Christopher Frayling makes the case that Adam is the real genius behind the iconic images of the James Bond films, “Dr. Strangelove,” “Barry Lyndon,” and even “Star Trek” (he designed the Enterprise spaceship). Clearly, Adam’s work is the only reason to watch such duds as “Sodom and Gomorrah” and “King David.” But without many visual examples, this tome defeats its own noble purpose.
The entire text is presented as a Q&A between Frayling and Adam. Mostly achronological and devoid of narrative flow, it at least retains the essential aspects of Adam’s eventful life.
Adam fled Germany with his family during Hitler’s regime, and then served in the RAF, before getting a job as an art director in the post-WWII British film industry. His creations (including the terrif Trojan horse in the otherwise tepid “Helen of Troy”) were acknowledged by his peers, but Adam did not always receive screen credit.
Promoted to production designer with “Around the World in 80 Days” in 1956, Adam became much sought after, and at 85 is still working.

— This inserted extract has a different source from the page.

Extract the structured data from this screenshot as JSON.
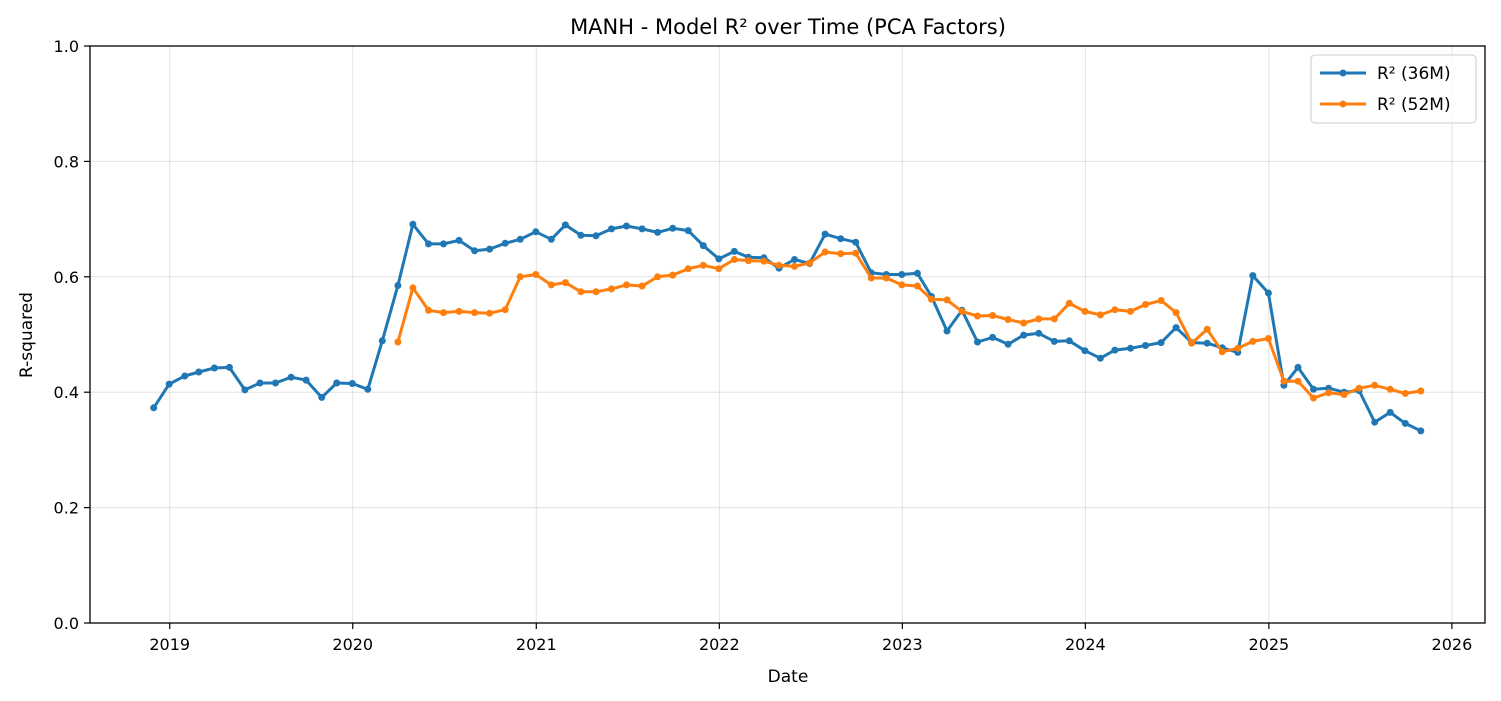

In the most entertaining passages, Adam details the birth of several cinematic classics. It is revealing and amusing to discover that Stanley Kubrick wanted Adam to design “Dr. Strangelove or: How I Learned to Stop Worrying and Love the Bomb” because he had admired Adam’s Bond picture, “Dr. No”, two years earlier. On the darker side, Adam describes how he had to fight to get paid for toiling a full year on Bernardo Bertolucci’s Oscar-sweeping “The Last Emperor” and, as a result of the battle, failed to secure any screen credit.

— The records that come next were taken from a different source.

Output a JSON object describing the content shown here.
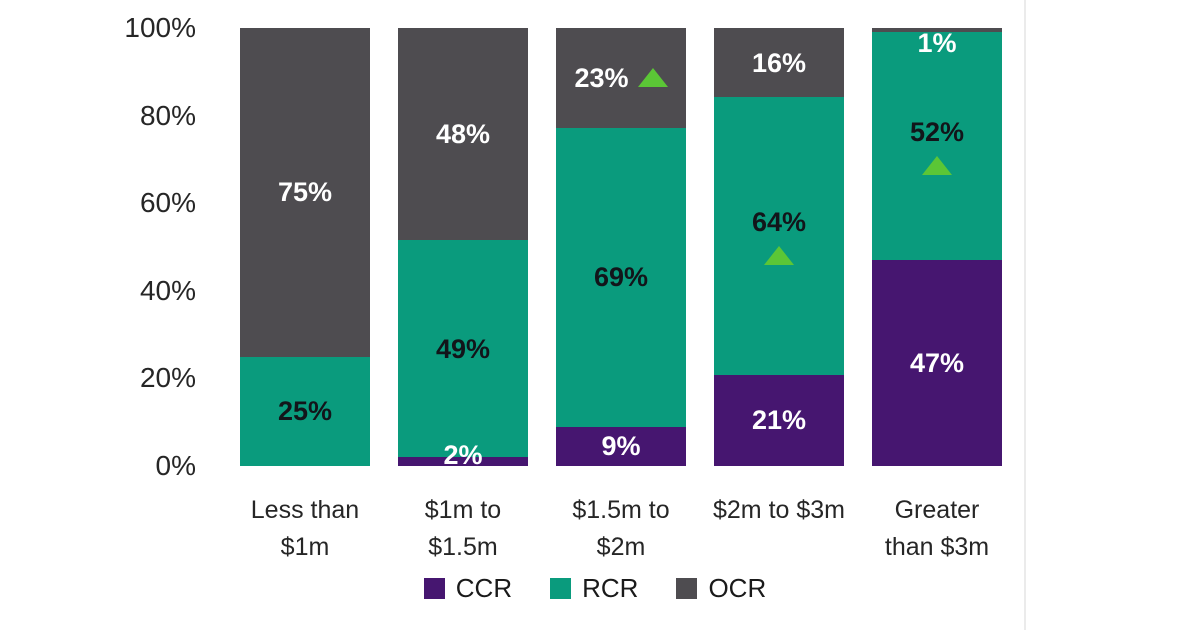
{
  "chart_data": {
    "type": "bar",
    "stacked": true,
    "orientation": "vertical",
    "title": "",
    "categories": [
      "Less than\n$1m",
      "$1m to\n$1.5m",
      "$1.5m to\n$2m",
      "$2m to $3m",
      "Greater\nthan $3m"
    ],
    "series": [
      {
        "name": "CCR",
        "color": "#461670",
        "label_color": "#ffffff",
        "values": [
          0,
          2,
          9,
          21,
          47
        ],
        "labels": [
          "",
          "2%",
          "9%",
          "21%",
          "47%"
        ]
      },
      {
        "name": "RCR",
        "color": "#0a9b7d",
        "label_color": "#12151a",
        "values": [
          25,
          49,
          69,
          64,
          52
        ],
        "labels": [
          "25%",
          "49%",
          "69%",
          "64%",
          "52%"
        ]
      },
      {
        "name": "OCR",
        "color": "#4e4c50",
        "label_color": "#ffffff",
        "values": [
          75,
          48,
          23,
          16,
          1
        ],
        "labels": [
          "75%",
          "48%",
          "23%",
          "16%",
          "1%"
        ]
      }
    ],
    "y_ticks": [
      "0%",
      "20%",
      "40%",
      "60%",
      "80%",
      "100%"
    ],
    "ylim": [
      0,
      100
    ],
    "grid": false,
    "legend_position": "bottom",
    "legend_entries": [
      "CCR",
      "RCR",
      "OCR"
    ],
    "markers": [
      {
        "category_index": 2,
        "series": "OCR",
        "placement": "right"
      },
      {
        "category_index": 3,
        "series": "RCR",
        "placement": "below"
      },
      {
        "category_index": 4,
        "series": "RCR",
        "placement": "below"
      }
    ],
    "marker_shape": "triangle-up",
    "marker_color": "#5bc636"
  }
}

Film historians will also lap up info about an unrealized version of “The Fantasticks” that never found a director, and “Mermaid,” a 1983 fantasy left unproduced because of the simultaneous emergence of Ron Howard’s “Splash.”
The highlights should be photos from the films themselves, but there are surprisingly few. Where are Adam’s expressionistic sets from the cult horror classic “Night of the Demon” or the film’s famous monster itself? A small, discarded sketch of a devil figure is the only illustration to accompany the entire chapter. Other drawings demonstrate Adam’s artistic finesse (e.g. the laser room from “Goldfinger”), but the finished film products would have been nice to see, too, even if they had to be in black and white (there are no color plates in the book).
Without these accompanying images, a book that might have been a great coffee table tome would have been better served in a smaller version as a treat for movie buffs and scholars alike.